According to Carmine Rositano, GlobalData’s Managing Analyst covering Downstream Oil & Gas, crude oil imports into the East Coast from North and West Africa, which provide primarily light sweet crude oil, and the Middle East, which boasts mostly medium and heavy sour crudes, amounted to approximately 450 thousand barrels per day (mbd) in 2013. This represents an estimated decline of 40% from 2010 levels of 750 000 bpd.
These crudes, which were transported on larger-size Suezmax and Very Large Crude Carrier (VLCC) tankers, were lightered into smaller vessels that delivered the imported oil to their destined refineries.
However, as Rositano says: “Over the past few years, the increase in light sweet Bakken crude oil transported to East Coast refineries has reduced crude oil imports and lightering volumes. New rail tracks, crude storage tanks and machinery that can unload train tank cars quickly are now being built in the Philadelphia area to supply nearby refineries.
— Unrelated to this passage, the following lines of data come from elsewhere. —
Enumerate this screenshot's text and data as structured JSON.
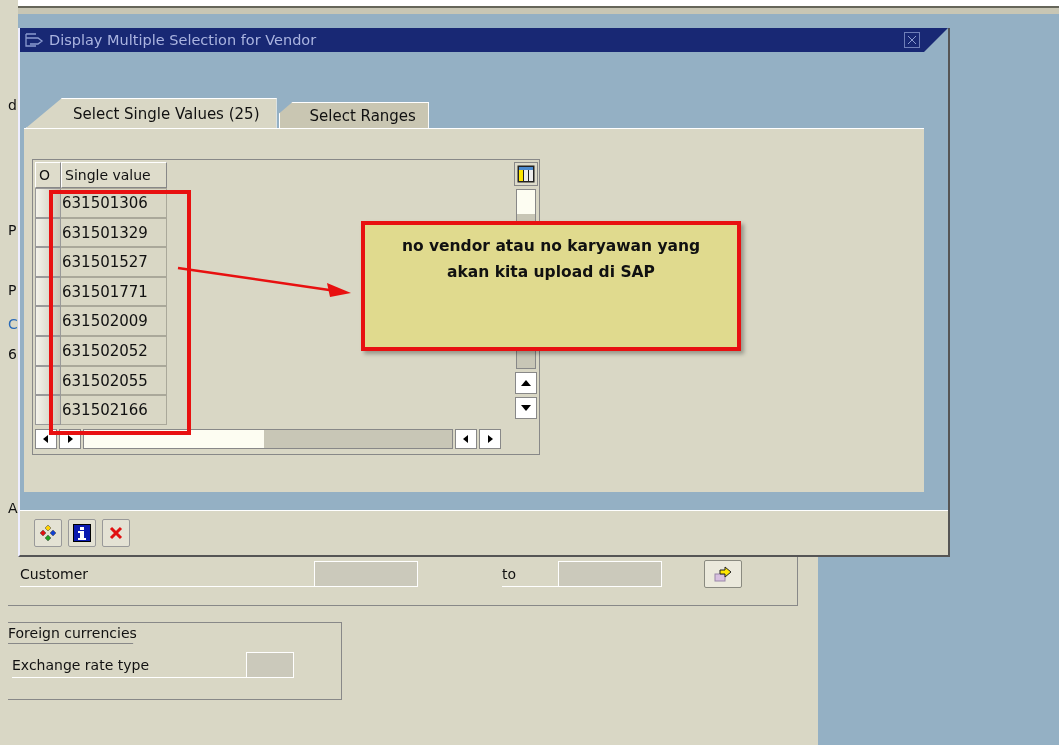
{
  "window": {
    "title": "Display Multiple Selection for Vendor"
  },
  "tabs": [
    {
      "label": "Select Single Values (25)",
      "selected": true
    },
    {
      "label": "Select Ranges",
      "selected": false
    }
  ],
  "table": {
    "columns": [
      "O",
      "Single value"
    ],
    "rows": [
      {
        "value": "631501306"
      },
      {
        "value": "631501329"
      },
      {
        "value": "631501527"
      },
      {
        "value": "631501771"
      },
      {
        "value": "631502009"
      },
      {
        "value": "631502052"
      },
      {
        "value": "631502055"
      },
      {
        "value": "631502166"
      }
    ]
  },
  "footer_buttons": [
    {
      "kind": "execute"
    },
    {
      "kind": "info"
    },
    {
      "kind": "cancel"
    }
  ],
  "annotation": {
    "text": "no vendor atau no karyawan yang akan kita upload di SAP"
  },
  "background": {
    "fragments": [
      "d",
      "P",
      "P",
      "C",
      "6",
      "A"
    ],
    "customer": {
      "label": "Customer",
      "to_label": "to"
    },
    "foreign_currencies": {
      "title": "Foreign currencies",
      "field_label": "Exchange rate type"
    }
  }
}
Crude oil imports into the Gulf Coast area have also declined significantly as production from the Eagle Ford and Bakken fields has risen. These production levels, combined with new pipeline and rail infrastructure investments, will bring additional volumes of oil into Texas and Louisiana and further reduce imports and lightering activities, says Rositano.
Additionally, the Gulf of Mexico will see its lightering operations dwindle continually while crude imports from Africa are wiped out, as cargoes transported from this region are currently carried on the larger-size Suezmax and VLCC tankers and must be lightered into smaller-size Aframax vessels before being transported to refineries in Texas.
“Based on new projects moving domestic crudes into the Gulf Coast areas, the elimination of African crude imports and associated lightering operations in the Gulf of Mexico could occur as early as 2016,” Rositano concludes.